Blog

Generating meaningful insights when your RCT design is upended

Jeff McManus , Michael Sebele , Mtise Mwanza 23 March 2023

The IDinsight team debriefing with the school principal of one of the Rising Academy Network-supported schools during the FasterReading endline data collection in Montserrado County, Liberia.

You’ve carefully assigned schools to treatment and control groups for an intervention, conducted baseline data collection, and are starting to lovingly clean (really just polish) your data set. But before you can share your informative impact estimates, you learn from field reports that the painstakingly-planned research design hasn’t been followed. Are all your efforts (and the research funds) wasted? Or can you still learn something useful about the impact of the intervention? In this blog, we share how we dealt with just such a situation in our RCT of an accelerated reading program in Liberia.

What was the situation?

We partnered with Rising Academy Network (RAN) to assess the impact of an accelerated, phonics-based reading program, FasterReading, on foundational literacy skills in early childhood education (ECE) classrooms. We set out to conduct a randomised controlled trial (RCT) in 74 of 95 RAN-supported government primary schools across 10 Liberian counties. RAN rolled out FasterReading in 37 treatment schools from January to July 2022 while 37 other schools received regular ECE programming. You can read the full endline report here for more details on the evaluation.

Over the course of program implementation, RAN staff discovered that some ECE classrooms were not clear on whether they were in the treatment or control group and many thus ended up deviating from their assignment. In brief, RAN didn’t want to withhold the program from grades that weren’t being studied, so they implemented the FasterReading program in grades 3-6 in both treatment and control schools. In some control schools, ECE teachers and school administrators were confused about whether the ECE classes were supposed to be implementing it or not. In others, teachers were aware of their treatment assignment, yet elected to use FasterReading materials in ECE classrooms anyways since they felt those materials were higher quality than existing teaching materials.

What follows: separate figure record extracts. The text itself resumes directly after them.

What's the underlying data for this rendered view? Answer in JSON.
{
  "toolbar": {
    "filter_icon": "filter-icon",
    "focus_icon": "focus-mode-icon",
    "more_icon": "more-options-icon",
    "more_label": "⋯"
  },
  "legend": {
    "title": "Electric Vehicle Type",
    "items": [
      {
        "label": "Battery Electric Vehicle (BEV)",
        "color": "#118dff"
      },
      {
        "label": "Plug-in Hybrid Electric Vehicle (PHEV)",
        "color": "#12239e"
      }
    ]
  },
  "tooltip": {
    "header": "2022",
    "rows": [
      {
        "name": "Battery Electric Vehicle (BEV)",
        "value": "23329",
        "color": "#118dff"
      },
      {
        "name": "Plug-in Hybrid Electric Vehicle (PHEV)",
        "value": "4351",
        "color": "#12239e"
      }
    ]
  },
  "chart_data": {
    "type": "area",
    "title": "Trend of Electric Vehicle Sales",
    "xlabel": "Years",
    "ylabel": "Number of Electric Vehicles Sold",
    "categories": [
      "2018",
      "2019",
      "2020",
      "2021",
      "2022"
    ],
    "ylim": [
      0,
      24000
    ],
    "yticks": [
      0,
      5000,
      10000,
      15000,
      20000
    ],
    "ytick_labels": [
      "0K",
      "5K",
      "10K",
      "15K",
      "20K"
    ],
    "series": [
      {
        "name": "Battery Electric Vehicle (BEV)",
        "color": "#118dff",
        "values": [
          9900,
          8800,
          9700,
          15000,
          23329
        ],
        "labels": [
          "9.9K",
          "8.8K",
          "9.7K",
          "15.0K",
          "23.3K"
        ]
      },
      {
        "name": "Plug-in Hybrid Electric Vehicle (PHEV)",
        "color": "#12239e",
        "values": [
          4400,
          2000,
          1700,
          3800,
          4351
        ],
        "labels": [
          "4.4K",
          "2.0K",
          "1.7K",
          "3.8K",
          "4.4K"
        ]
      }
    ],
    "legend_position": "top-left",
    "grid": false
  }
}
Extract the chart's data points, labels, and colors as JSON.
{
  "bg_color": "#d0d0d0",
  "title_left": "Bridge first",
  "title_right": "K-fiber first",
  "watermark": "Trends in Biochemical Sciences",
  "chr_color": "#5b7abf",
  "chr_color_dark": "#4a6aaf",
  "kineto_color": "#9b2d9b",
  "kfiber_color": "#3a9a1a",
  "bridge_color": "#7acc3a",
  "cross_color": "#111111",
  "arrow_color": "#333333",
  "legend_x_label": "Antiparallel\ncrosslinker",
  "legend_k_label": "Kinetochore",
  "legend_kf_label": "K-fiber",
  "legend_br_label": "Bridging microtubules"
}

Ultimately, this led to significant exposure of ECE students to the program or to program materials in certain control schools, and incomplete implementation in certain treatment schools, undermining a clean treatment versus control comparison. The table below summarises non-compliance across treatment and control groups in our evaluation.

How did we address non-compliance?

Despite more than a third of schools not following their treatment assignment, all was not lost. We huddled with the implementer to discuss how we could most appropriately model non-compliance, and how to factor that into our analysis.

Our preferred approach to addressing non-compliance was to measure treatment as treatment intensity. We defined treatment intensity as the percent of the program that was received by a school. For instance, if a school implemented three out of five FasterReading cycles, then we coded it as receiving 60 percent of the program. We then conducted an instrumental variables regression, where treatment intensity was instrumented with treatment assignment.¹

Our treatment intensity estimator relied on two assumptions: (i) We assumed that treatment effects scale linearly with the number of weeks of implementation; (ii) We assumed the number of weeks of implementation in control schools was as good as random and not related to school or student characteristics. For this evaluation, we believed these to be reasonable assumptions. Students likely benefited from more weeks of instruction in the FasterReading program. Moreover, after speaking with RAN teachers and staff, it appeared that most control schools implemented cycles of the FasterReading program in ECE classrooms because of confusion surrounding treatment assignment, rather than anything related to school or student characteristics that affect reading scores. If this assumption were not true than we may not be able to distinguish between impacts of the program and these other factors.

To address this, we could estimate treatment-on-the-treated (ToT) bounds, which rely on fewer assumptions than the treatment intensity estimator, but they provide much less precise estimates of impact. Given this limitation of ToT bounds, and since we thought that the assumptions underlying the treatment intensity estimator were reasonable, we included the ToT bounds as a robustness check and reported them in the appendix, but we stick with the treatment intensity estimates as our ‘best guess’ of the impact of the program for students who completed all five cycles.

Researchers frequently face these situations where carefully-designed research plans are upended by the realities of implementing a new program in a complicated world. Rather than apply the more conventional, and conservative, corrections, it is often useful to model complexity to try and generate more meaningful insights.